Sur les Plaines-du-Loup, la situation est identique en ce qui concerne le bar à café Le Sportif, seul petit commerce occupant la partie médiane de cette longue rue qui permet de sortir de la ville par le nord. «Le Service de la Mobilité a supprimé 15 places de parc devant mon établissement. On n’en a même pas laissé une pour les livraisons», explique la patronne des lieux avec beaucoup de tristesse dans la voix. «Avant, on s’arrêtait pour prendre un café le matin ou manger un petit en-cas. Depuis l’instauration de cette piste cyclable, ma clientèle a fondu comme neige au soleil. Seuls quelques habitués continuent de venir par solidarité. En 35 ans de métier, et après avoir géré trois autres établissements, je n’ai jamais rien vu de pareil!» Elle craint aujourd’hui très clairement d’être tout simplement obligée de fermer boutique.
Une méthode critiquée
Au-delà de la mise en place rapide de ce dispositif, ce qui frappe les commerçants touchés, c’est la méthode utilisée par le Service de la Mobilité et sa reponsable, la Municipale Florence Germond. Ils dénoncent unanimement un manque de concertation. A Ouchy, le syndic des lieux, Christophe Andreae, un homme connu pour sa pondération, n’hésite pas cette fois à sortir de sa réserve: «A la Municipalité, on n’a que les mots concertation et démarche participative à la bouche, mais dans le cas présent, la décision a été prise sans concertation aucune, de manière unilatérale, de plus en plein début de la pause estivale quand les gens commencent à partir en vacances!» Et l’homme de nous livrer une petite anecdote: «Début juin, dans le cadre d’une réunion du Groupement des acteurs économiques de Lausanne, Florence Germond est venue nous parler de son plan pour les pistes cyclables sur les hauts de la Ville. Pas un mot sur Ouchy à cette occasion. Trois semaines plus tard, une trentaine de places de parc y étaient pourtant supprimées.»

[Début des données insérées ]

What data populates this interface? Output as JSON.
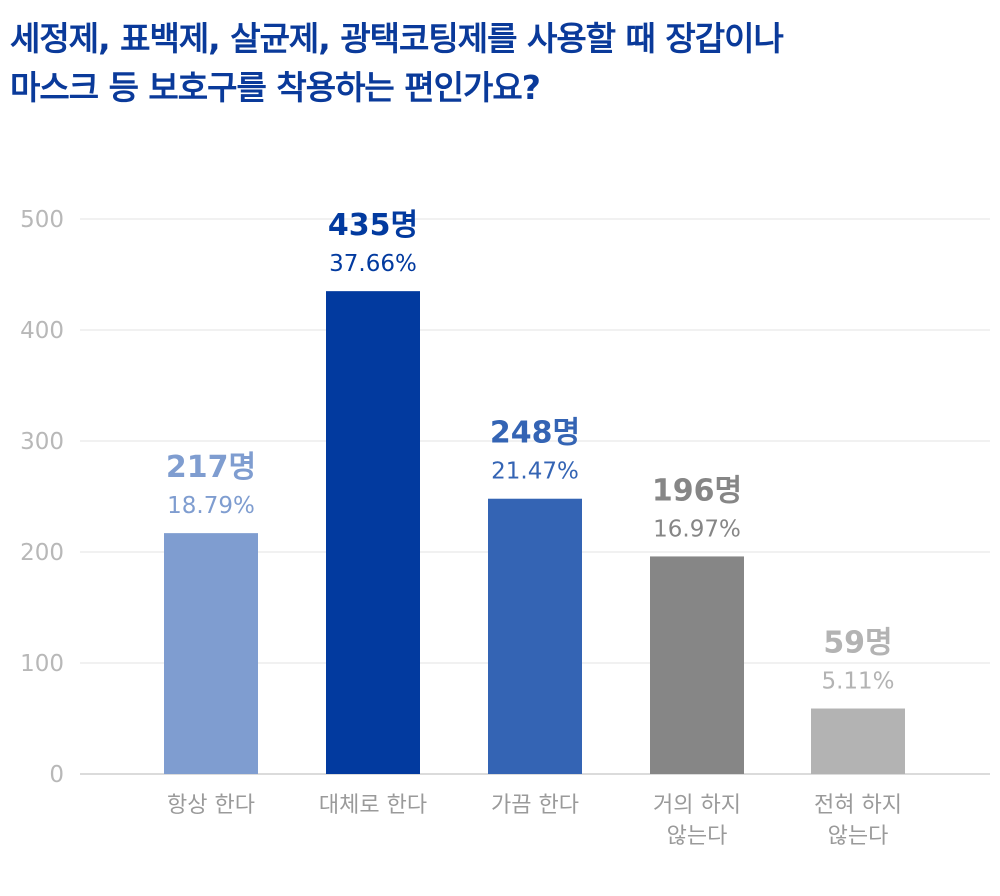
{
  "title": {
    "line1": "세정제, 표백제, 살균제, 광택코팅제를 사용할 때 장갑이나",
    "line2": "마스크 등 보호구를 착용하는 편인가요?"
  },
  "chart_data": {
    "type": "bar",
    "title": "세정제, 표백제, 살균제, 광택코팅제를 사용할 때 장갑이나 마스크 등 보호구를 착용하는 편인가요?",
    "categories": [
      [
        "항상 한다"
      ],
      [
        "대체로 한다"
      ],
      [
        "가끔 한다"
      ],
      [
        "거의 하지",
        "않는다"
      ],
      [
        "전혀 하지",
        "않는다"
      ]
    ],
    "values": [
      217,
      435,
      248,
      196,
      59
    ],
    "value_labels": [
      "217명",
      "435명",
      "248명",
      "196명",
      "59명"
    ],
    "percent_labels": [
      "18.79%",
      "37.66%",
      "21.47%",
      "16.97%",
      "5.11%"
    ],
    "colors": [
      "#7f9dd0",
      "#023a9f",
      "#3464b4",
      "#868686",
      "#b3b3b3"
    ],
    "yticks": [
      0,
      100,
      200,
      300,
      400,
      500
    ],
    "ylim": [
      0,
      500
    ],
    "grid": true
  }
}
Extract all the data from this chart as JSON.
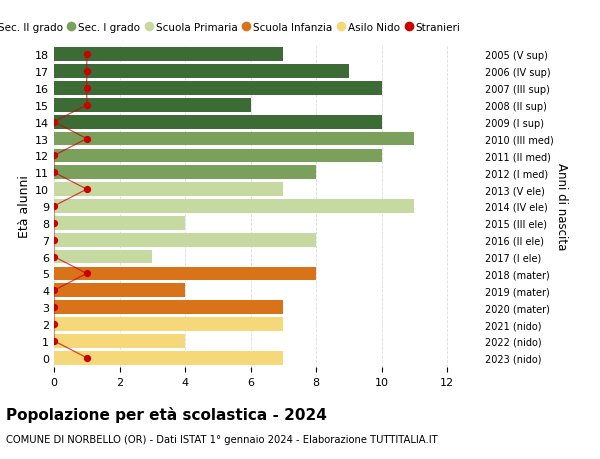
{
  "ages": [
    18,
    17,
    16,
    15,
    14,
    13,
    12,
    11,
    10,
    9,
    8,
    7,
    6,
    5,
    4,
    3,
    2,
    1,
    0
  ],
  "right_labels": [
    "2005 (V sup)",
    "2006 (IV sup)",
    "2007 (III sup)",
    "2008 (II sup)",
    "2009 (I sup)",
    "2010 (III med)",
    "2011 (II med)",
    "2012 (I med)",
    "2013 (V ele)",
    "2014 (IV ele)",
    "2015 (III ele)",
    "2016 (II ele)",
    "2017 (I ele)",
    "2018 (mater)",
    "2019 (mater)",
    "2020 (mater)",
    "2021 (nido)",
    "2022 (nido)",
    "2023 (nido)"
  ],
  "bar_values": [
    7,
    9,
    10,
    6,
    10,
    11,
    10,
    8,
    7,
    11,
    4,
    8,
    3,
    8,
    4,
    7,
    7,
    4,
    7
  ],
  "stranieri_x": [
    1,
    1,
    1,
    1,
    0,
    1,
    0,
    0,
    1,
    0,
    0,
    0,
    0,
    1,
    0,
    0,
    0,
    0,
    1
  ],
  "bar_colors": [
    "#3d6b35",
    "#3d6b35",
    "#3d6b35",
    "#3d6b35",
    "#3d6b35",
    "#7ba05b",
    "#7ba05b",
    "#7ba05b",
    "#c5d9a0",
    "#c5d9a0",
    "#c5d9a0",
    "#c5d9a0",
    "#c5d9a0",
    "#d9731a",
    "#d9731a",
    "#d9731a",
    "#f5d87a",
    "#f5d87a",
    "#f5d87a"
  ],
  "legend_labels": [
    "Sec. II grado",
    "Sec. I grado",
    "Scuola Primaria",
    "Scuola Infanzia",
    "Asilo Nido",
    "Stranieri"
  ],
  "legend_colors": [
    "#3d6b35",
    "#7ba05b",
    "#c5d9a0",
    "#d9731a",
    "#f5d87a",
    "#cc0000"
  ],
  "stranieri_color": "#cc0000",
  "title": "Popolazione per età scolastica - 2024",
  "subtitle": "COMUNE DI NORBELLO (OR) - Dati ISTAT 1° gennaio 2024 - Elaborazione TUTTITALIA.IT",
  "ylabel": "Età alunni",
  "right_ylabel": "Anni di nascita",
  "xlim": [
    0,
    13
  ],
  "xticks": [
    0,
    2,
    4,
    6,
    8,
    10,
    12
  ],
  "background_color": "#ffffff",
  "grid_color": "#dddddd",
  "bar_height": 0.82
}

«Pas étonnant, enchaîne un commerçant qui souhaite garder l’anonymat. «C’est la méthode habituellement utilisée par la Municipale. Elle a des idées fixes, passe en force et jure après que des concertations ont bel et bien eu lieu.» D’autres lui prêtent même des intentions purement politiques. «C’est un calcul», commente un autre commerçant. «Elle évoque l’urgence climatique, mais n’oubliez pas que nous ne sommes qu’à quelques mois des élections communales. Elle doit donner des gages à ses alliés Verts qui ne cessent de grignoter du terrain, alors elle sort la grosse artillerie pour se les mettre dans la poche!».
Urgence climatique
Contactée, Florence Germond explique que la mise en place de ces mesures s’est faite dans l’urgence de la crise liée au coronavirus (lire ci-dessous) et indique qu’elle analysera l’impact de celles-ci sur les différents acteurs et que toutes les remarques seront analysées et discutées.